Arten der Lärmschutzmaßnahmen

Bei der Verminderung des Lärms wird zwischen aktiven und passiven Maßnahmen unterschieden. Zu den aktiven Lärmschutzmaßnahmen an den Verkehrswegen gehören:

  • eine lärmmindernde Linienführung (siedlungsferne Straßenführung)
  • lärmmindernde Straßendeckschichten
  • Lärmschutzwälle und -wände
  • Einschnitts- und Troglagen
  • Teil- und Vollabdeckungen (Tunnel)

Passive Lärmschutzmaßnahmen sind schalltechnische Verbesserungen
an Gebäuden:

  • Lärmschutzfenster und -türen
  • Dämmung der Außenwände und Dächer
  • Einbau von schallgedämmten Wandlüftern

Da Lärmmessungen an Verkehrswegen starken zeitlichen Schwankungen infolge von wechselnden Verkehrsbelastungen und Witterungseinflüssen unterliegen (Sommer, Winter, Wochenende, Ferienzeiten usw.), müssten sie über einen sehr langen Zeitraum erfolgen. Die zukünftige Verkehrsentwicklung kann dabei jedoch nicht erfasst werden.

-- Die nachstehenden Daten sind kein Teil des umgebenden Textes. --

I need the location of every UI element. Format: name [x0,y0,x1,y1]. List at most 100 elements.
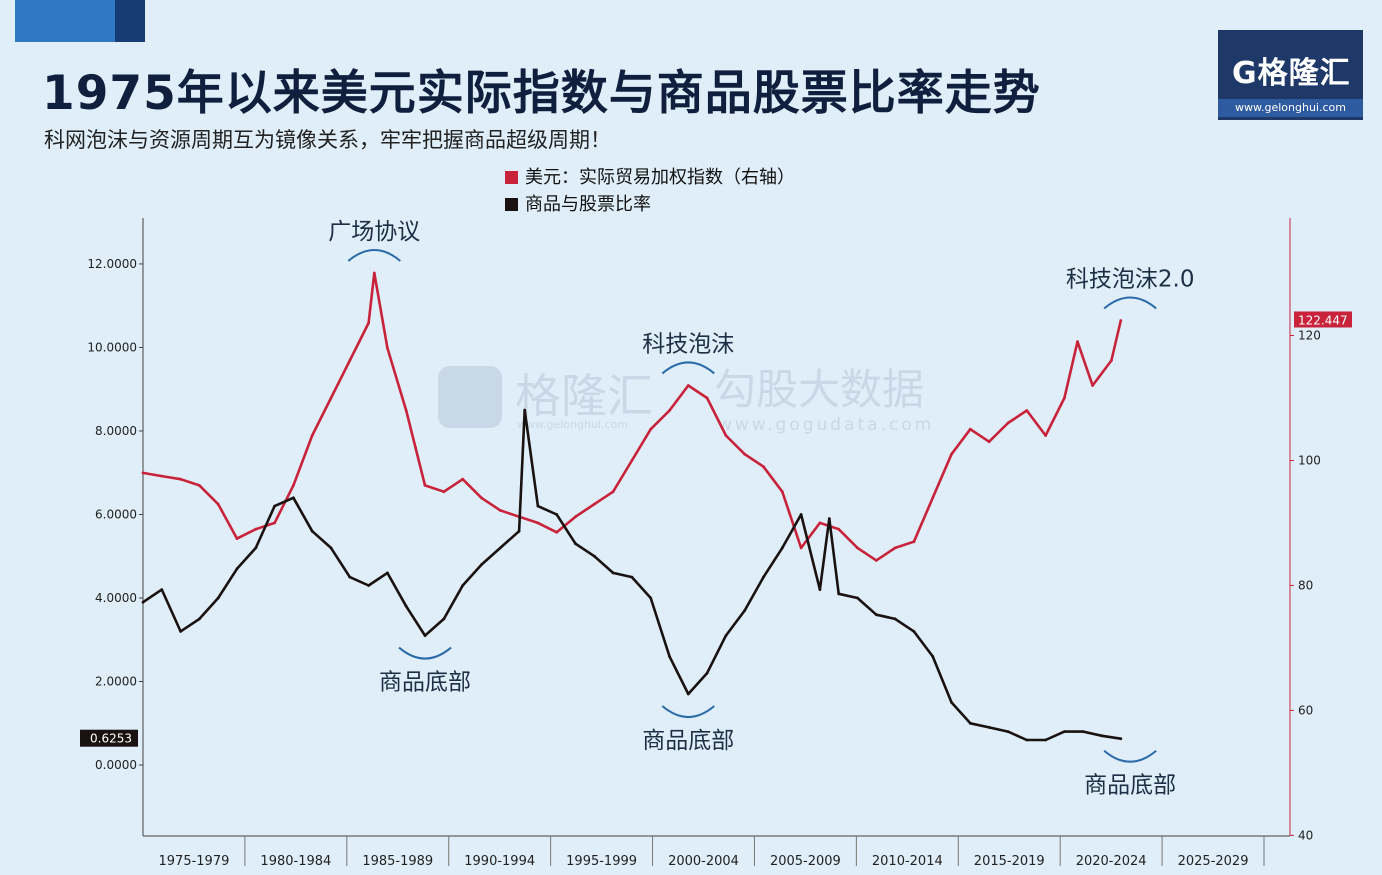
annotation-arc [661,361,715,375]
data-point [160,474,164,478]
legend-swatch [505,171,518,184]
axes-group: 12.0000 10.0000 8.0000 6.0000 4.0000 2.0000 0.… [80,218,1352,869]
data-point [414,446,417,450]
data-point [198,617,201,621]
y-right-tick-label: 120 [1298,328,1321,342]
data-point [235,537,239,540]
data-point [987,726,991,729]
data-point [649,427,653,431]
data-point [423,634,427,637]
data-point [1006,421,1010,425]
data-point [310,529,314,533]
data-point [611,490,615,494]
y-right-tick-label: 60 [1298,703,1313,717]
page-subtitle: 科网泡沫与资源周期互为镜像关系，牢牢把握商品超级周期！ [44,128,611,152]
data-point [1025,409,1029,412]
y-right-tick-label: 100 [1298,453,1321,467]
data-point [912,630,916,633]
watermark-brand: 格隆汇 [515,369,653,423]
data-point [179,630,183,633]
data-point [893,617,897,621]
data-point [630,575,634,579]
data-point [1044,434,1047,437]
data-point [404,409,408,412]
right-last-value-badge [1294,311,1352,328]
legend-swatch [505,198,518,211]
data-point [856,596,859,600]
data-point [141,600,145,604]
data-point [498,546,502,550]
data-point [216,502,220,506]
data-point [705,396,709,400]
x-tick-label: 1990-1994 [464,854,535,869]
data-point [630,459,634,462]
data-point [1119,319,1123,322]
data-point [329,396,333,400]
data-point [893,546,897,550]
data-point [818,521,822,525]
y-left-tick-label: 0.0000 [95,758,137,772]
data-point [517,529,521,533]
data-point [254,527,258,531]
x-tick-label: 2005-2009 [770,854,841,869]
data-point [668,409,671,412]
data-point [799,546,803,550]
watermark-group: 格隆汇 www.gelonghui.com 勾股大数据 www.gogudata… [438,365,931,435]
data-point [442,617,446,621]
left-last-value-label: 0.6253 [90,732,132,746]
data-point [705,671,709,675]
legend-label: 商品与股票比率 [525,194,651,215]
data-point [386,571,389,575]
data-point [523,408,527,412]
data-point [498,509,502,512]
data-point [480,496,483,500]
series-group [141,271,1123,742]
data-point [574,515,577,519]
data-point [367,584,370,587]
annotation-label: 广场协议 [328,219,420,245]
data-point [1100,734,1104,738]
y-right-tick-label: 80 [1298,578,1313,592]
data-point [329,546,333,550]
data-point [404,604,408,608]
data-point [292,496,295,500]
data-point [372,271,376,275]
data-point [649,596,653,600]
data-point [555,513,559,516]
logo-mark: G格隆汇 [1232,56,1351,91]
legend-label: 美元：实际贸易加权指数（右轴） [525,167,795,188]
data-point [1081,730,1085,733]
y-left-tick-label: 8.0000 [95,424,137,438]
data-point [1091,384,1094,387]
data-point [160,588,164,591]
data-point [686,384,690,387]
data-point [141,471,145,475]
x-tick-label: 1985-1989 [362,854,433,869]
data-point [856,546,859,550]
data-point [987,440,991,444]
data-point [461,584,465,587]
logo-url: www.gelonghui.com [1218,99,1363,117]
data-point [1006,730,1010,733]
data-point [968,427,972,431]
annotation-label: 科技泡沫 [642,331,734,357]
data-point [724,634,728,637]
data-point [310,434,314,437]
page-title: 1975年以来美元实际指数与商品股票比率走势 [42,66,1041,121]
data-point [799,513,803,516]
data-point [743,609,747,612]
x-tick-label: 2020-2024 [1076,854,1147,869]
data-point [827,517,831,520]
data-point [254,546,258,550]
data-point [592,502,596,506]
data-point [818,588,822,591]
data-point [874,613,878,617]
y-left-tick-label: 2.0000 [95,675,137,689]
right-last-value-label: 122.447 [1298,313,1348,327]
data-point [367,321,370,325]
left-last-value-badge [80,729,138,747]
watermark-text: 勾股大数据 [714,365,924,414]
annotation-arc [661,705,715,719]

Die 16. BImSchV schreibt daher im § 3 vor, dass der Beurteilungspegel zu berechnen ist. Die Rechenverfahren sind so konzipiert, dass in nahezu allen Fällen die Ergebnisse der Messungen unter denen der Berechnungen liegen. Einflüsse auf die Berechnung haben:

  • die Verkehrsstärke (Durchschnittliche Tägliche Verkehrsstärke – DTV)
  • die Verkehrsprognosezahlen (DTV)
  • die Verkehrszusammensetzung (LKW- und PKW-Anteile in %)
  • die zulässige Höchstgeschwindigkeit
  • die Straßenoberfläche
  • die Längsneigung der Straße
  • die Hauptwindrichtung

Bei der Feststellung von Überschreitungen der Immissionsgrenz- bzw. Auslösewerte geht laut Gesetz in die Berechnung des Beurteilungspegels der Verkehr der neuen oder auszubauenden Straße ein.
Die Geräuschbelastung von benachbarten Verkehrswegen bleibt bei der Berechnung des Beurteilungspegels unberücksichtigt. Das gleiche gilt auch für die Feststellung der Anspruchsvoraussetzung bei der Lärmsanierung.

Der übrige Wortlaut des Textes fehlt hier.